Benjamin Levy (born 1980) is an American classical musician who plays double bass.

== Early life and education ==
Levy was born in Cooperstown, New York, in 1980 and grew up in Pennsylvania and Colorado. He attended Cherry Creek High School in Greenwood Village, Colorado, and spent two summers at the Aspen Music Festival. He earned a Bachelor of Music degree in double bass performance from the New England Conservatory of Music in 2002.

== Career ==
Levy has appeared in performance with soprano Dawn Upshaw, the Borromeo String Quartet, and the Hawthorne String Quartet.

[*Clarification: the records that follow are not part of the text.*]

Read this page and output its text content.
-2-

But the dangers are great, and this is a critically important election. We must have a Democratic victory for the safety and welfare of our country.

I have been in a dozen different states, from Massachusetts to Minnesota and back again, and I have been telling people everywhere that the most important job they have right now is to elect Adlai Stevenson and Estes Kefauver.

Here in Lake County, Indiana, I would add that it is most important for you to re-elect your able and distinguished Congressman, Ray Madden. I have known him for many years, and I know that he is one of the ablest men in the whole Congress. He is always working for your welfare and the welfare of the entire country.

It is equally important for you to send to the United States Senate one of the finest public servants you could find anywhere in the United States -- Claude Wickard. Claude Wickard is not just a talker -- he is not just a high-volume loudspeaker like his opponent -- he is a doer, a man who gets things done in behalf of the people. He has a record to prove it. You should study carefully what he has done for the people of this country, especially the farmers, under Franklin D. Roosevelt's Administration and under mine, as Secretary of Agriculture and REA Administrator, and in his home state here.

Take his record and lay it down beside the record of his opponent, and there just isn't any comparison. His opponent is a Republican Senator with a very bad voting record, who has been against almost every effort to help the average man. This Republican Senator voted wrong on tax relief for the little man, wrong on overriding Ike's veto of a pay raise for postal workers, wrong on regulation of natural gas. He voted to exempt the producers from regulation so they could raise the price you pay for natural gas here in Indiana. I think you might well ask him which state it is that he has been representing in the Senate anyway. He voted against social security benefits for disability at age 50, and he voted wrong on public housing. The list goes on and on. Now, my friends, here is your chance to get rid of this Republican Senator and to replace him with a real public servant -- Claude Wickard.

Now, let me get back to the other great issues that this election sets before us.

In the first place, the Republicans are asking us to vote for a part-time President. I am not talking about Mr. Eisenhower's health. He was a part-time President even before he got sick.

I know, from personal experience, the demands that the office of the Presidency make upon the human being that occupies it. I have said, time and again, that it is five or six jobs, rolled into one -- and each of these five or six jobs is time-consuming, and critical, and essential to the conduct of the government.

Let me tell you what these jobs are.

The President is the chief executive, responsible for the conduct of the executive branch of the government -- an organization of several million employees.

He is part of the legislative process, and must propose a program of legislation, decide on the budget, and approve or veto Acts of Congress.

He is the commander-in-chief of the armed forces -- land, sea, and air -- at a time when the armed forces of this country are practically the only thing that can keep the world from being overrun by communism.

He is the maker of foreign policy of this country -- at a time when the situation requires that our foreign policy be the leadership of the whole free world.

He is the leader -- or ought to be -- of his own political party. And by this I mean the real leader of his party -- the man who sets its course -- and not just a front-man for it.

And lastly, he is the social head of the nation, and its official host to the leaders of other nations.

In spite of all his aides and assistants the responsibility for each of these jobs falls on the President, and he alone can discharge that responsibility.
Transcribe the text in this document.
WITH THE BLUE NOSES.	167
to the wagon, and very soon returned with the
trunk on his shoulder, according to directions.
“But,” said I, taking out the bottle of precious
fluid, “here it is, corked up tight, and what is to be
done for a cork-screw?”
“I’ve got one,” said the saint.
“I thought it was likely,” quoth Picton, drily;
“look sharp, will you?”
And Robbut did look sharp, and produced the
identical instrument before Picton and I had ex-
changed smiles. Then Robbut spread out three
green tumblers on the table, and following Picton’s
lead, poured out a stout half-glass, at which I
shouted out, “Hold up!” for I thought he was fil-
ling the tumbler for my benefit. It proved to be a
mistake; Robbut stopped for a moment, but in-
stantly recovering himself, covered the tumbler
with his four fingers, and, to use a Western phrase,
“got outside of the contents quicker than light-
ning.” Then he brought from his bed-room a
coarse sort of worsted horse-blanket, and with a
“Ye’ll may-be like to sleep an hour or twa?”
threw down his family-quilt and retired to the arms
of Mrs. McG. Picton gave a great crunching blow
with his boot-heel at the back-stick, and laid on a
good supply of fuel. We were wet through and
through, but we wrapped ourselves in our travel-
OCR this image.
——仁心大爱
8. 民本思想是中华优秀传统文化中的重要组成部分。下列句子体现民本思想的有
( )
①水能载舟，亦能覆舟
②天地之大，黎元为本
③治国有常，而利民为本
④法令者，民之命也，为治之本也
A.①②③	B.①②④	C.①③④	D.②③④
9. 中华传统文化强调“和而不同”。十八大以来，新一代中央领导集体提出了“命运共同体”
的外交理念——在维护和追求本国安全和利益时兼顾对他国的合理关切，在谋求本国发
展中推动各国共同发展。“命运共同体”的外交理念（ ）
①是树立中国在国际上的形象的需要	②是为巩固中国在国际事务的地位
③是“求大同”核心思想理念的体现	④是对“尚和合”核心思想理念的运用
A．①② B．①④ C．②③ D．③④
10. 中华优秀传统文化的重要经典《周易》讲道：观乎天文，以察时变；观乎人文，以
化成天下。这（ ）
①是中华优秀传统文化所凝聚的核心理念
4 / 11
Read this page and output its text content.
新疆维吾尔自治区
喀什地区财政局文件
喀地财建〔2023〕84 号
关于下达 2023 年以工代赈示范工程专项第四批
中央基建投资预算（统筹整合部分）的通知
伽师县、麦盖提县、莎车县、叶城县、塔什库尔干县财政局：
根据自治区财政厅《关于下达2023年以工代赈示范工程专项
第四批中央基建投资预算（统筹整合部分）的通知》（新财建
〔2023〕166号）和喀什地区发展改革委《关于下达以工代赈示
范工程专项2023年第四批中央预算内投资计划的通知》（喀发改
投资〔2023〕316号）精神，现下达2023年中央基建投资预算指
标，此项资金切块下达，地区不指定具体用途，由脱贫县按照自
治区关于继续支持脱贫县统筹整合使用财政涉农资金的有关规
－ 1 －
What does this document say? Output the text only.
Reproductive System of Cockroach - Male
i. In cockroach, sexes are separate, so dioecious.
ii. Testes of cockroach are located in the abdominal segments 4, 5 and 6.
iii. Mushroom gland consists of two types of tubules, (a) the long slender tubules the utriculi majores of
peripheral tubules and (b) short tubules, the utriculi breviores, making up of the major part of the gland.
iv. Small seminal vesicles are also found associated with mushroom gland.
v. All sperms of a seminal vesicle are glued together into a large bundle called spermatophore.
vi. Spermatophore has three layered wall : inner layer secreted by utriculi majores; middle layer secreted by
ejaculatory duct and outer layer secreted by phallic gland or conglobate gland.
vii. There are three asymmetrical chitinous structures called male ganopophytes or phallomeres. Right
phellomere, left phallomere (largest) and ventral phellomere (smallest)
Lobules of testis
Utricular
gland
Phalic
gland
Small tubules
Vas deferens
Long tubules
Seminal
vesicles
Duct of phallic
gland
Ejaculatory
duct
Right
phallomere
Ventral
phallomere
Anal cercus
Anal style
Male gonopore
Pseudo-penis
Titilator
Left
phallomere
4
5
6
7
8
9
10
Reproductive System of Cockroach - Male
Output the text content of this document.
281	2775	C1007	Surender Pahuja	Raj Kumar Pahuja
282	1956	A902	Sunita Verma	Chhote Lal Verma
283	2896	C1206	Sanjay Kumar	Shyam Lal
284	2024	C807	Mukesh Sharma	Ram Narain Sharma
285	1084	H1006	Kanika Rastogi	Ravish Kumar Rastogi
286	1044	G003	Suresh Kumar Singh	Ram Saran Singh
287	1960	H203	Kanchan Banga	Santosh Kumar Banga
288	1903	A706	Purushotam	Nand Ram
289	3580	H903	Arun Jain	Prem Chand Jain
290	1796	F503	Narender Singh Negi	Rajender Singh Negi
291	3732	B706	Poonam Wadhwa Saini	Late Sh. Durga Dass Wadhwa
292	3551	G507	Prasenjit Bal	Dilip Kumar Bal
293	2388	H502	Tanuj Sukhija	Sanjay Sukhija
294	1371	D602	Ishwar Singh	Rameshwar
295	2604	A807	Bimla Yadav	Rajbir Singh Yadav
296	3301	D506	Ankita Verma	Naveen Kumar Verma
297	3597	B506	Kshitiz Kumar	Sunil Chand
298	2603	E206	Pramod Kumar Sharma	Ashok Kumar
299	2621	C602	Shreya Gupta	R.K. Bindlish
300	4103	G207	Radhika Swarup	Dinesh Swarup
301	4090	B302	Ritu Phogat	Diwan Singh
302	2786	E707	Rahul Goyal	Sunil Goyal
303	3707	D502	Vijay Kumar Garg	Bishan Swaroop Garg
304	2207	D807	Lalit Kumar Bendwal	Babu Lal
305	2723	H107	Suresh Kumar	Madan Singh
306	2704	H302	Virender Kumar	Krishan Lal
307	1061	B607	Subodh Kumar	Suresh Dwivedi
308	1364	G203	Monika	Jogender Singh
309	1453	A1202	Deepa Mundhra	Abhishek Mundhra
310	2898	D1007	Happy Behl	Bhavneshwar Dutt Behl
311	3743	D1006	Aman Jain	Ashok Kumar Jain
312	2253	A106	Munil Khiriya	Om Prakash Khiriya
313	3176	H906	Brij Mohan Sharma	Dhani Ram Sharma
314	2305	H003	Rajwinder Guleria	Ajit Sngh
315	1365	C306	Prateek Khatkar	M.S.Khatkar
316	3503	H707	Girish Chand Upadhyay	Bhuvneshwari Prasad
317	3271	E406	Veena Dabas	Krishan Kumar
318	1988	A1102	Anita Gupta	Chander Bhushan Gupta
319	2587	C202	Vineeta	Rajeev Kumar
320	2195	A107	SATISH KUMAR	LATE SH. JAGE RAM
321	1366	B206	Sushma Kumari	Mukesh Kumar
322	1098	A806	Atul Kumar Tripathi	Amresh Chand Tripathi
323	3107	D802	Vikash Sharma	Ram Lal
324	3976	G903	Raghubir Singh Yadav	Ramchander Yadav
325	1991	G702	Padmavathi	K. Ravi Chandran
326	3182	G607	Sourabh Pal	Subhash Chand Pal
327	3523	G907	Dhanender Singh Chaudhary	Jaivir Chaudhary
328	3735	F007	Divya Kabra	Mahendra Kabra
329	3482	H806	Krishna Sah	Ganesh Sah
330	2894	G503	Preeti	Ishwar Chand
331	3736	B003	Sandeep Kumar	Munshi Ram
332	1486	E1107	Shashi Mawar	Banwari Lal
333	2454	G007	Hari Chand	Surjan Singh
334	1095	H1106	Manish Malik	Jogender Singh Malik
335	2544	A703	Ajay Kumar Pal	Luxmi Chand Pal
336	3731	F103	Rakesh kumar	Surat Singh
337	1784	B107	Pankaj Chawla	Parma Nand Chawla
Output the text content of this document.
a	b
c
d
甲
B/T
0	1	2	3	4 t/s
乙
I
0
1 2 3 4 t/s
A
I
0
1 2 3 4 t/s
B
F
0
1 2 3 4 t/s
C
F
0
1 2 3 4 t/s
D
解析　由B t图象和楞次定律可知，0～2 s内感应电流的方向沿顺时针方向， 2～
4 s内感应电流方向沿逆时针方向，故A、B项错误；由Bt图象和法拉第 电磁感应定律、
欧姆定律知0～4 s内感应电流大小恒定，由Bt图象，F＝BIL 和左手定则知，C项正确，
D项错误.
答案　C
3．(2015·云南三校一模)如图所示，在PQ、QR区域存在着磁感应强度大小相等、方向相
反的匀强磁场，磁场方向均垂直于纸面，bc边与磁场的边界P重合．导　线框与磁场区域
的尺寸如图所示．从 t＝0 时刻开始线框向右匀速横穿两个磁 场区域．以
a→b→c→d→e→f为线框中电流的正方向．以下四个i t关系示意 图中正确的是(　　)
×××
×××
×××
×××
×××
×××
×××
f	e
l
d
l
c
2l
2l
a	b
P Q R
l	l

In 2002, while a Fellow at the Tanglewood Music Center, Mr. Levy was the recipient of the Maurice Schwartz Prize and was reviewed in The New York Times for his performance of Jacob Druckman's "Valentine" on solo double bass. A 2002 graduate of the New England Conservatory, Levy joined the bass section of the Boston Symphony Orchestra at the start of the 2003 Tanglewood season. He is also the coordinator of the Double Bass Seminar at the Boston Conservatory. Levy's teachers have included David Potter, Todd Seeber, Timothy Pitts, Paul Ellison, and Stuart Sankey.